For healthCondition, out of 51 mappings investigated, 7 had better entries in MeSH than what was actually mapped by PubTator. 5 were matches that weren't great due to the use of MeSH has a disease ontology (it's really not suitable for this, but everyone does it). These 5 matches are the best PubTator can do and is an issue with MeSH rather than PubTator.

That said, the number of values available for healthCondition was quite limited as the original sources likely did not provide metadata for this field. One potential way to bypass this limitation is to harvest the MeSH terms from PMID records that cite the dataset. Medline/PubMed records include MeSH terms (curated by NLM biocurators), though additional checks would be needed for filtering the terms for species, infectiousAgent, and healthCondition.

gtsueng commented 8 months ago

Per discussions during the week of 2023.10.16, Pubator annotations are being stored in a SQLite database as a table that links raw text to the corresponding ontology value.
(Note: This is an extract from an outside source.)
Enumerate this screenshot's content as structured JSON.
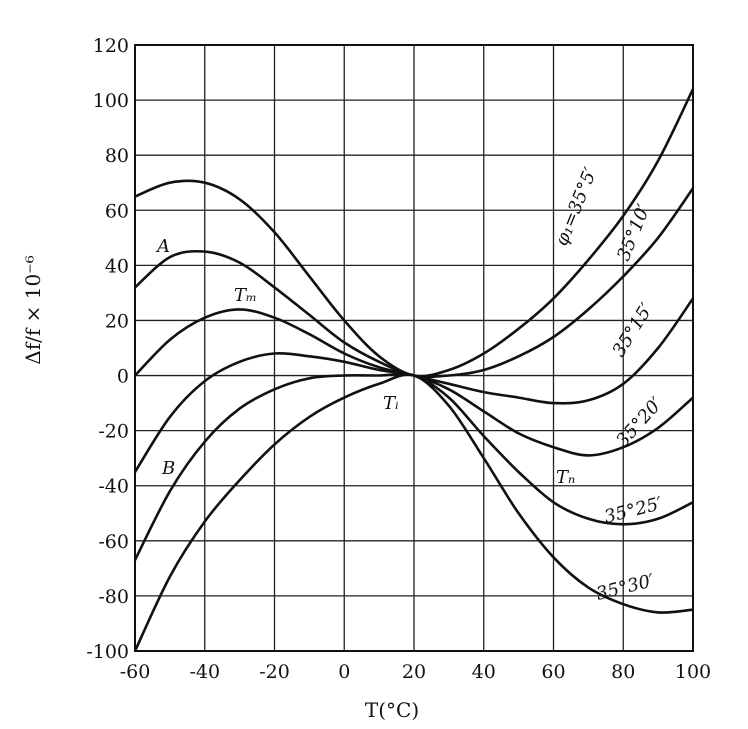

While manually overriding a 'dictionary entry' is possible, the ability to override, remove, or alter annotations at the record label will be valuable, especially for machine-generated annotations.
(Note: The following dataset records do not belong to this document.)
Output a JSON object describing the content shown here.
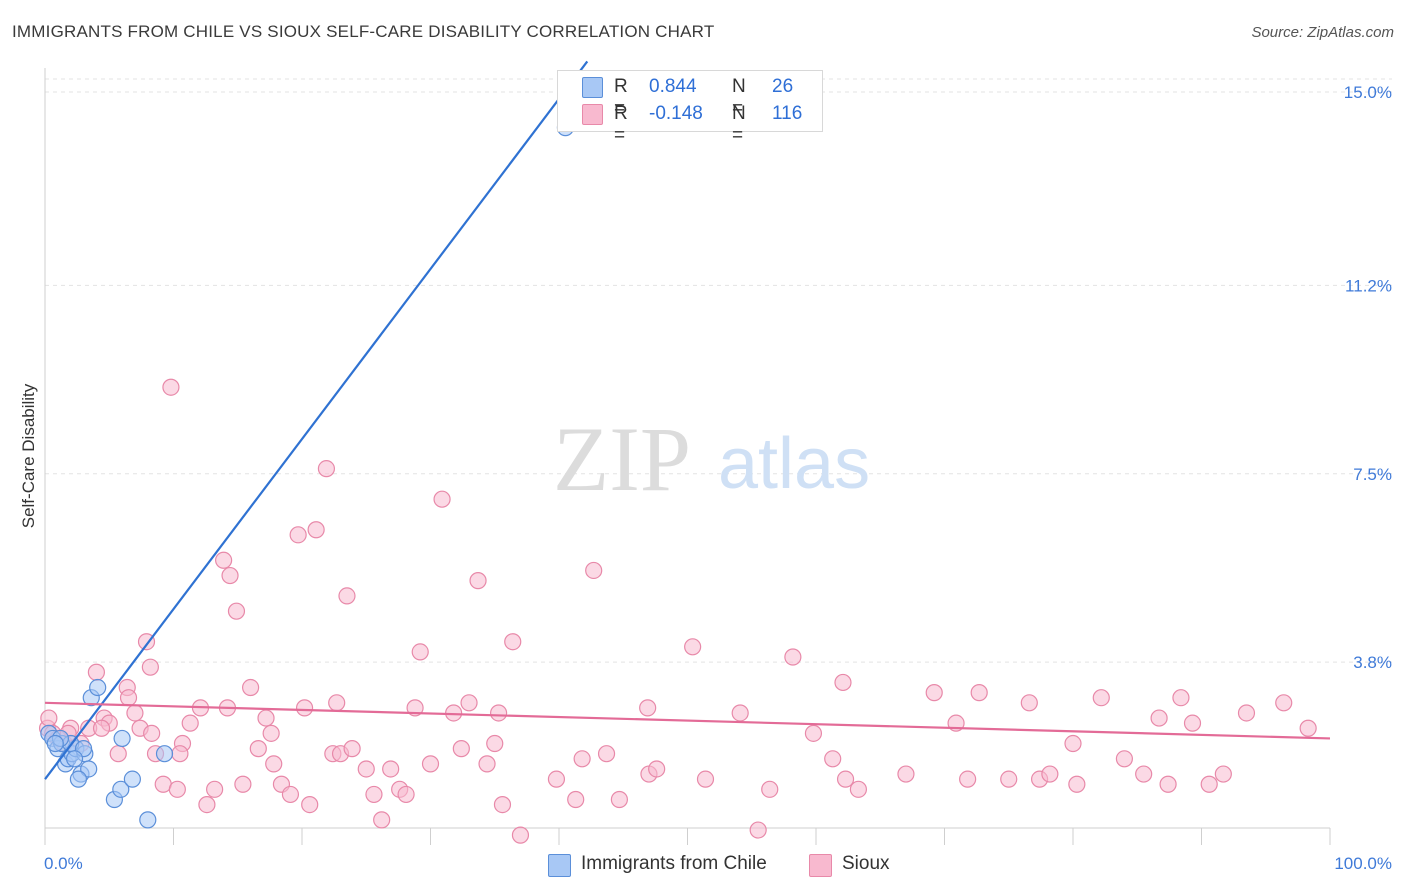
{
  "title": "IMMIGRANTS FROM CHILE VS SIOUX SELF-CARE DISABILITY CORRELATION CHART",
  "source": "Source: ZipAtlas.com",
  "watermark": {
    "zip": "ZIP",
    "atlas": "atlas"
  },
  "legend": {
    "rows": [
      {
        "r_label": "R =",
        "r_value": "0.844",
        "n_label": "N =",
        "n_value": "26",
        "color": "#a8c8f5"
      },
      {
        "r_label": "R =",
        "r_value": "-0.148",
        "n_label": "N =",
        "n_value": "116",
        "color": "#f8b9cf"
      }
    ]
  },
  "bottom_legend": [
    {
      "label": "Immigrants from Chile",
      "color": "#a8c8f5"
    },
    {
      "label": "Sioux",
      "color": "#f8b9cf"
    }
  ],
  "colors": {
    "chile_fill": "#a8c8f5",
    "chile_stroke": "#5b8fd9",
    "chile_line": "#2f72d2",
    "sioux_fill": "#f8b9cf",
    "sioux_stroke": "#e889a9",
    "sioux_line": "#e36b97",
    "grid": "#e3e3e3",
    "tick_label": "#3f7ad8"
  },
  "chart_data": {
    "type": "scatter",
    "title": "IMMIGRANTS FROM CHILE VS SIOUX SELF-CARE DISABILITY CORRELATION CHART",
    "xlabel": "",
    "ylabel": "Self-Care Disability",
    "xlim": [
      0,
      100
    ],
    "ylim": [
      0,
      15.6
    ],
    "x_tick_labels": [
      "0.0%",
      "100.0%"
    ],
    "y_ticks": [
      3.8,
      7.5,
      11.2,
      15.0
    ],
    "y_tick_labels": [
      "3.8%",
      "7.5%",
      "11.2%",
      "15.0%"
    ],
    "series": [
      {
        "name": "Immigrants from Chile",
        "x": [
          0.3,
          0.6,
          1.0,
          1.3,
          1.6,
          1.8,
          2.1,
          2.4,
          2.8,
          3.1,
          3.4,
          2.0,
          1.2,
          0.8,
          2.6,
          3.6,
          4.1,
          5.4,
          5.9,
          6.8,
          8.0,
          9.3,
          6.0,
          3.0,
          2.3,
          40.5
        ],
        "y": [
          2.4,
          2.3,
          2.1,
          2.2,
          1.8,
          1.9,
          2.0,
          2.1,
          1.6,
          2.0,
          1.7,
          2.2,
          2.3,
          2.2,
          1.5,
          3.1,
          3.3,
          1.1,
          1.3,
          1.5,
          0.7,
          2.0,
          2.3,
          2.1,
          1.9,
          14.3
        ]
      },
      {
        "name": "Sioux",
        "x": [
          0.2,
          0.6,
          1.0,
          1.5,
          2.0,
          2.8,
          3.4,
          4.0,
          4.6,
          5.0,
          5.7,
          6.4,
          7.0,
          7.4,
          7.9,
          8.2,
          8.6,
          9.2,
          9.8,
          10.3,
          10.7,
          11.3,
          12.1,
          12.6,
          13.2,
          13.9,
          14.4,
          14.9,
          15.4,
          16.0,
          16.6,
          17.2,
          17.8,
          18.4,
          19.1,
          19.7,
          20.2,
          20.6,
          21.1,
          21.9,
          22.4,
          23.0,
          23.5,
          23.9,
          25.0,
          25.6,
          26.2,
          26.9,
          27.6,
          28.1,
          29.2,
          30.0,
          30.9,
          31.8,
          32.4,
          33.0,
          33.7,
          34.4,
          35.0,
          35.6,
          36.4,
          37.0,
          39.8,
          41.3,
          41.8,
          42.7,
          43.7,
          44.7,
          47.0,
          47.6,
          50.4,
          51.4,
          55.5,
          56.4,
          58.2,
          59.8,
          61.3,
          62.3,
          63.3,
          67.0,
          69.2,
          70.9,
          71.8,
          72.7,
          75.0,
          76.6,
          77.4,
          78.2,
          80.3,
          82.2,
          84.0,
          85.5,
          86.7,
          87.4,
          89.3,
          90.6,
          91.7,
          93.5,
          96.4,
          98.3,
          0.3,
          1.8,
          4.4,
          6.5,
          8.3,
          10.5,
          14.2,
          17.6,
          22.7,
          28.8,
          35.3,
          46.9,
          54.1,
          62.1,
          80.0,
          88.4
        ],
        "y": [
          2.5,
          2.4,
          2.3,
          2.2,
          2.5,
          2.2,
          2.5,
          3.6,
          2.7,
          2.6,
          2.0,
          3.3,
          2.8,
          2.5,
          4.2,
          3.7,
          2.0,
          1.4,
          9.2,
          1.3,
          2.2,
          2.6,
          2.9,
          1.0,
          1.3,
          5.8,
          5.5,
          4.8,
          1.4,
          3.3,
          2.1,
          2.7,
          1.8,
          1.4,
          1.2,
          6.3,
          2.9,
          1.0,
          6.4,
          7.6,
          2.0,
          2.0,
          5.1,
          2.1,
          1.7,
          1.2,
          0.7,
          1.7,
          1.3,
          1.2,
          4.0,
          1.8,
          7.0,
          2.8,
          2.1,
          3.0,
          5.4,
          1.8,
          2.2,
          1.0,
          4.2,
          0.4,
          1.5,
          1.1,
          1.9,
          5.6,
          2.0,
          1.1,
          1.6,
          1.7,
          4.1,
          1.5,
          0.5,
          1.3,
          3.9,
          2.4,
          1.9,
          1.5,
          1.3,
          1.6,
          3.2,
          2.6,
          1.5,
          3.2,
          1.5,
          3.0,
          1.5,
          1.6,
          1.4,
          3.1,
          1.9,
          1.6,
          2.7,
          1.4,
          2.6,
          1.4,
          1.6,
          2.8,
          3.0,
          2.5,
          2.7,
          2.4,
          2.5,
          3.1,
          2.4,
          2.0,
          2.9,
          2.4,
          3.0,
          2.9,
          2.8,
          2.9,
          2.8,
          3.4,
          2.2,
          3.1
        ]
      }
    ],
    "trendlines": [
      {
        "series": "Immigrants from Chile",
        "x": [
          0,
          42.2
        ],
        "y": [
          1.5,
          15.6
        ]
      },
      {
        "series": "Sioux",
        "x": [
          0,
          100
        ],
        "y": [
          3.0,
          2.3
        ]
      }
    ]
  }
}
Additionally, Pubtator can annotate raw text, so we can gradually annotate and store the content of records with no citation.pmid. Being able to store, maintain, and edit annotations at the record level will be useful in this circumstance. Especially since users may report an incorrect annotation.

gtsueng commented 7 months ago

Note, due to outages with the PubTator raw text annotation API endpoint, we will shift away from PubTator in order to avoid delays in our builds. We have tested Text2Term and found differences of ~0.038% for mapping terms to NCBI Taxonomy.

gtsueng commented 6 months ago

The ask: The normalized species, healthCondition, and infectiousAgent values are now on staging. Can we move them to production?

hartwickma commented 5 months ago

Thank you for the presentation on this issue from Scripps on 7 January 2024. The outcome from this appraoch sound promising. OK to move to production.

Please note: this issue seems to have substantial overalp with #110 , if these are separate issues please provide information clarifying how these issues are distinct

gtsueng commented 5 months ago

Thanks @hartwickma, @sudavenk, @rshabman, @lisa-mml. To clarify, this issue covered the standardization of species, infectiousAgent, and healthCondition text values ingested from the original data source. The overlap is because this standardization process is then used when we Augment (issue #110 ) records that have citations but do not have values for these fields.

@DylanWelzel will move the standardized and pubtator-augmented data to Production.

gtsueng commented 5 months ago

This has been moved to Production on 2024.01.29. The status of the issue has been changed to pending close out and will close after 1 week, if there are no further concerns about this issue.